High Level Choices
The Sandy Bridge architecture was disclosed last year at Intel’s Developer Forum, and our report thoroughly describes the microarchitecture. However, Intel’s announcement carefully avoided mentioning the details of the physical design and implementation. Some of these details came out at launch (such as the overall die size), but most were still held back. At ISSCC 2011, there were well over half a dozen papers on server and mobile microprocessors, spanning two different sessions. A first paper described the client versions of Sandy Bridge, while a second paper focused on the server variant (Sandy Bridge EP). The paper on Sandy Bridge contained particular insight into the design philosophy and focus at Intel.
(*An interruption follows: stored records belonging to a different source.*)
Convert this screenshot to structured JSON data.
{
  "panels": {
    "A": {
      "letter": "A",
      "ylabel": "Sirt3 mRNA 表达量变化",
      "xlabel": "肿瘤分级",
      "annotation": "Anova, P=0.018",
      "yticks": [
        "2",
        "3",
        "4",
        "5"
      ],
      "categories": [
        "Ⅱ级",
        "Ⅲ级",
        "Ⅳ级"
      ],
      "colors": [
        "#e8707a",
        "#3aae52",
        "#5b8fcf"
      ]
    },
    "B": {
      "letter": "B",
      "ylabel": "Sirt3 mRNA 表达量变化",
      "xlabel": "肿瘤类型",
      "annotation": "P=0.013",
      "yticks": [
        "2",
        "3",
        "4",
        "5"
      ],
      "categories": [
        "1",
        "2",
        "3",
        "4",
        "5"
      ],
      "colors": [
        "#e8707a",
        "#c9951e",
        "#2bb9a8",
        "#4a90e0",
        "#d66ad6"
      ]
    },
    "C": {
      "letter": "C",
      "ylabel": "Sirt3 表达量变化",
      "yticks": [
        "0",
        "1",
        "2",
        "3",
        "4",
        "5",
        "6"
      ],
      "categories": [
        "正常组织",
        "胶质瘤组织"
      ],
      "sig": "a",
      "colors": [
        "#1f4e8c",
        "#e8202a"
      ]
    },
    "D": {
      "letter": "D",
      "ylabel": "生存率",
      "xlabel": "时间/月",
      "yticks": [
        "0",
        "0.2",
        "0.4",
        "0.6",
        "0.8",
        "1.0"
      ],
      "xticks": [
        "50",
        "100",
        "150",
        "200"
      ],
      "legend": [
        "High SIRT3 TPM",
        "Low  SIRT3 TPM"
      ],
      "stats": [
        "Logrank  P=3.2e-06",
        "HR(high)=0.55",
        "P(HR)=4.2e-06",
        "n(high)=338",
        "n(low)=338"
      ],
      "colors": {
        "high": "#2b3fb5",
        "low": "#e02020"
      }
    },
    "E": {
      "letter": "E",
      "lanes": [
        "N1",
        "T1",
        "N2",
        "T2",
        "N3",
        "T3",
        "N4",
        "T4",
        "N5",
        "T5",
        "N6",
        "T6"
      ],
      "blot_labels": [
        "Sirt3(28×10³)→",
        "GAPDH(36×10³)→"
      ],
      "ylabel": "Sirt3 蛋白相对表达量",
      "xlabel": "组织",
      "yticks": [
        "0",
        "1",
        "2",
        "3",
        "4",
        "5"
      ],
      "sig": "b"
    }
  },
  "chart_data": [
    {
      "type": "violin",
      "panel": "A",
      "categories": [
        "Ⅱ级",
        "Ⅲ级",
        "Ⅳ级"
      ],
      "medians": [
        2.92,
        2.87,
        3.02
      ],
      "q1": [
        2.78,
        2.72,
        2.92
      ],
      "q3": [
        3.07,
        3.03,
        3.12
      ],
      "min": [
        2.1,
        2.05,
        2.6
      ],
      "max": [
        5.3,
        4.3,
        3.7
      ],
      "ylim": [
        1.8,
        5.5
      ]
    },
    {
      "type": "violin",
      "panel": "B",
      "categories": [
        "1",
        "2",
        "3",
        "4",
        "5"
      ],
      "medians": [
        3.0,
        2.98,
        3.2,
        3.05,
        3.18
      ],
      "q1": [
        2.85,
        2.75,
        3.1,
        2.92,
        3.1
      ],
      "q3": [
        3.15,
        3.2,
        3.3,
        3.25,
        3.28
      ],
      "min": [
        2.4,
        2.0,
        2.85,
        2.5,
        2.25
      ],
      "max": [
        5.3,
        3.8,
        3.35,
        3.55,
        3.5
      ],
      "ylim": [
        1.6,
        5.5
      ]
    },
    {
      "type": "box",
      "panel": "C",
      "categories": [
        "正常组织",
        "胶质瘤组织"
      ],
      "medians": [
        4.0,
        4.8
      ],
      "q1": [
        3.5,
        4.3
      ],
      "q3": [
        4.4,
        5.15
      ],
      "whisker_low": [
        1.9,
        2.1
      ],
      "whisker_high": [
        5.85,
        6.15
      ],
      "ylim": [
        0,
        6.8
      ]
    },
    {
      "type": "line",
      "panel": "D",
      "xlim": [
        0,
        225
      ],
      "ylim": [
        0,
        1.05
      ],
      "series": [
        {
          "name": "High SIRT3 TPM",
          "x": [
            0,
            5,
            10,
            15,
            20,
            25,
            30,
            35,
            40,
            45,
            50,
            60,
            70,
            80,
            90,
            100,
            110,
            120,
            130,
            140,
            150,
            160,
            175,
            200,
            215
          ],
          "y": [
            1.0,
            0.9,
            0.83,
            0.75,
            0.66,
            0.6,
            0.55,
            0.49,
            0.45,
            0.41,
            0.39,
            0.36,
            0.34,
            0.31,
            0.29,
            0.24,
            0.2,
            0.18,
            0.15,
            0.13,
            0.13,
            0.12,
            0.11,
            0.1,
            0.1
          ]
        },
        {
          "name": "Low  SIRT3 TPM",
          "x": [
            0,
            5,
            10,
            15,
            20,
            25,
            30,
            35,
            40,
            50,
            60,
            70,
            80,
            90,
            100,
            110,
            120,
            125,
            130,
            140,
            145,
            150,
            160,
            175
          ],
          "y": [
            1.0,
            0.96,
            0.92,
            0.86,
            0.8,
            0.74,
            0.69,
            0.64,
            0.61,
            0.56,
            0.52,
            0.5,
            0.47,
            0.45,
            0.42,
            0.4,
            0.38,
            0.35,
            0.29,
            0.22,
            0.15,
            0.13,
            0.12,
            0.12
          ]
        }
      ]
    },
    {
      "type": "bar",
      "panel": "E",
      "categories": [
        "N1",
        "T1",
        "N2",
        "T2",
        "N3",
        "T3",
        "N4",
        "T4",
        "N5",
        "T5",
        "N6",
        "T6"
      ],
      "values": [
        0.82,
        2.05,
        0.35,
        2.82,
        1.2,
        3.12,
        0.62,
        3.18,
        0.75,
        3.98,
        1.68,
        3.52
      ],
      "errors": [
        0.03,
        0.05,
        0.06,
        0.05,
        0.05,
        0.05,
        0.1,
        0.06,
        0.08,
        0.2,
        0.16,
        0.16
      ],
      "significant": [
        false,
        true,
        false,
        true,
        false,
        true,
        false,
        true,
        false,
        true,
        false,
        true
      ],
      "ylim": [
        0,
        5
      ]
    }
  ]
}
Intel’s presentation made it clear that one of the single most critical constraints facing Sandy Bridge was configurability. A single design team needed to create several different products spanning notebooks, desktops and single socket servers. From a macro physical standpoint, each product varies the number of cores (2, 4), size of the L3 cache (3MB, 4MB, 8MB) and number of shaders in the GPU (6, 12). Products are further differentiated via simultaneous multi-threading, peak frequency in turbo mode – although these do not impact the overall design substantially.
This configurability dictated the 32B ring interconnect topology (with 4-6 stops) used in Sandy Bridge. The system agent, GPU and each core and slice of the L3 cache is a single ring stop. It is very simple to add or remove stops on a ring. A ring with 10 stops looks very similar to one with 4 stops from a functionality standpoint, although performance is noticeably different. This means that substantially less validation is needed for each different product.
The downside is that moving cache lines across a ring can be expensive. The farther a cache line travels, the greater latency and the lower the overall bandwidth available. For example, a 64B cache line that crosses 4 hops would consume a total of 256B of interconnect bandwidth and take 5 cycles; a 2 hop trip would consume only 128B and take 3 cycles. In contrast, all trips on a 32B crossbar are a single hop, so sending a cache line would consume 64B and take 2 cycles. However, crossbars use substantially more area because every agent on a cross bar must be fully wired to all other agents. In Intel’s case, the big problem is that a crossbar for 6 agents is very different design from a crossbar for 4 agents and would require entirely separate design and validation. This is an example of Intel specifically choosing a simpler and less expensive option, rather than aiming for the highest possible performance.
Figure 1 – Sandy Bridge Die Photo and Chop Options
There are three versions of Sandy Bridge: 4 cores, 8MB L3 and 12 EUs; 2 cores, 4MB L3 and 12 EUs; 2 cores, 3MB and 6 EUs. Respectively, these three versions are 216mm2, 149mm2 and 131mm2. Figure 1 is a die photo of the quad-core with the various chop axes labeled. It is interesting to note that the 4C version actually wastes around 8mm2 in the upper right corner, while there is barely any wasted area in the dual core versions. Obviously, Intel is far more concerned about the die size of the high volume dual-core products, than the quad-core versions.
Looking at the key macroblocks shows an interesting break down of the area in the quad-core Sandy Bridge. The 4 CPU cores and their private L2 caches occupy 74mm2. The L3 cache and the bulk of the ring interconnect (which is on the same power plane as the cores) is 43mm2. The fully featured 12 shader GPU (called GT2) takes up 38mm2. The defeatured version (GT1) is about 55% of the size of the GT2 block. Some of the logic in the GPU, such as the ring stop (nearly 2mm2) and fixed function hardware cannot be removed in tandem with the shaders. The 18mm2 system agent includes the rest of the digital logic, including the DDR3 memory controller, a 20-lane PCI-E gen2 controller, the power management unit and display engines. Lastly, the physical layer interfaces for DDR and I/O comprise 12mm2 and 31mm2, respectively. The I/O block on the right side also includes a fair bit of on-die debug logic, but for the most part the physical layers are analog and mixed signal used for PCI-E and Display Port.
These statistics show Sandy Bridge spends twice as much area on the CPU cores as the GPU. In contrast, AMD seems to spend equal or more area on their integrated GPUs. Nearly a 30-40% of AMD’s Bobcat and Llano are taken up by the GPUs, while Intel has only allocated around 15-25%. This goes a long way to highlight where Intel and AMD have respectively placed emphasis in their designs and why AMD will undoubtedly offer better graphics performance. In future generations though, we expect to see Intel spending relatively more die area on their GPUs, perhaps closer to 25-35%.